Isn’t it funny? It’s like, if I wanted to, say, exterminate a large proportion of humanity, then deploying a spike-based vaccine in the middle of a coronavirus pandemic would be high on my list of methods to consider.
Thanks, I hadn’t read this study yet.
Thinking about the poor cats in the Greek island of Cyprus (they have a long history there..), made me think that, perhaps:
Turning to omnivores was an evolutionary way for us to survive this kind of dangers.
Time to start using sterling silver* spoons and forks like the aristocrat lizard people. *(anti microbial, antiviral)
Very interesting! Thanx very much!
You may be shocked to find out that since last Saturday, I have been eating vegan.
Some very interesting results of this also seem to be materializing.
Also the farts smell better
Congrats, one of the best decisions you can make
You gotta be careful to ensure you get all the right nutrients especially.
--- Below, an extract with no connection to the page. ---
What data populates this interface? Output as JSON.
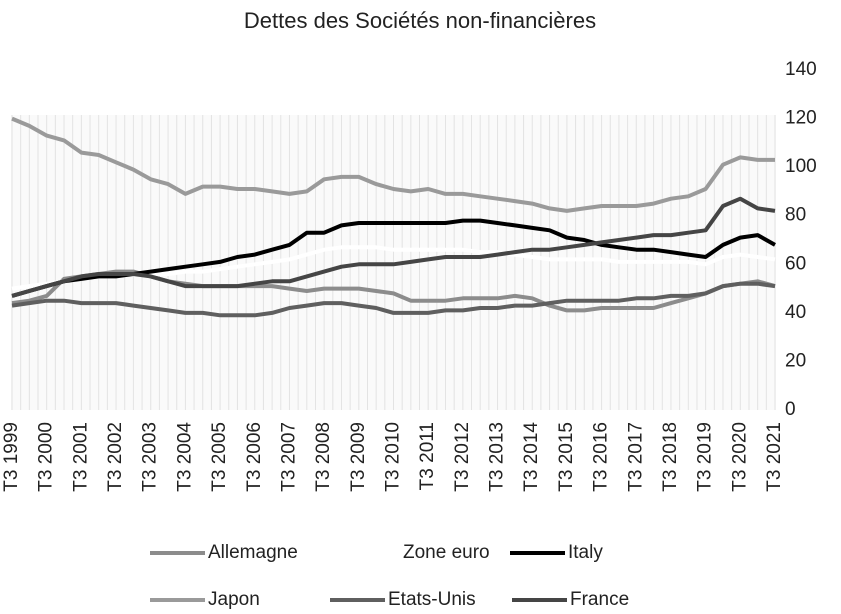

Too many long-time vegans look malnourished.
I decided to try it. I have high blood sugar. I am not even obese; my BMI today is 27.8. Since August, I have dieted and lost 14 lbs, but the sugar stayed too high, although it came down a bit.
Since starting vegan five days ago, my sugar has been much lower. I still diet and eat less than I otherwise would.
I am not worried about long-term effects; I will try it for a month to see if it helps with blood sugar. If I continue I will pay closer attention to nutrients.
Been vegan since 2015. The only supplements I take regularly are B12 and Omega 3 (algae). Was at a company Christmas party last week and hadn’t seen most of the people since before covid. They were shocked and said that I looked younger and in better shape than 4 years ago lol.
You need to supplement with K2. K2 deficiency causes cardiac calcification; you might want to consider a cardiac calcification scan.
You looked better than everyone else because you haven’t been vaxxed (I presume). I am starting to see that effect all over the place. Vaxxed people are looking so bad that regular people who aren’t vaxxed are now looking fabulous.
Nice Igor!
This is striking:
https://twitter.com/jukka235/status/1735805680563658880/photo/1
Congenital malformations of the mouth, tongue and pharyx in infants in Finland is a vertical line. What is causing that???
Yeah that’s not good. The SARS babies also seem to have increased prevalence of all sorts of neurological problems.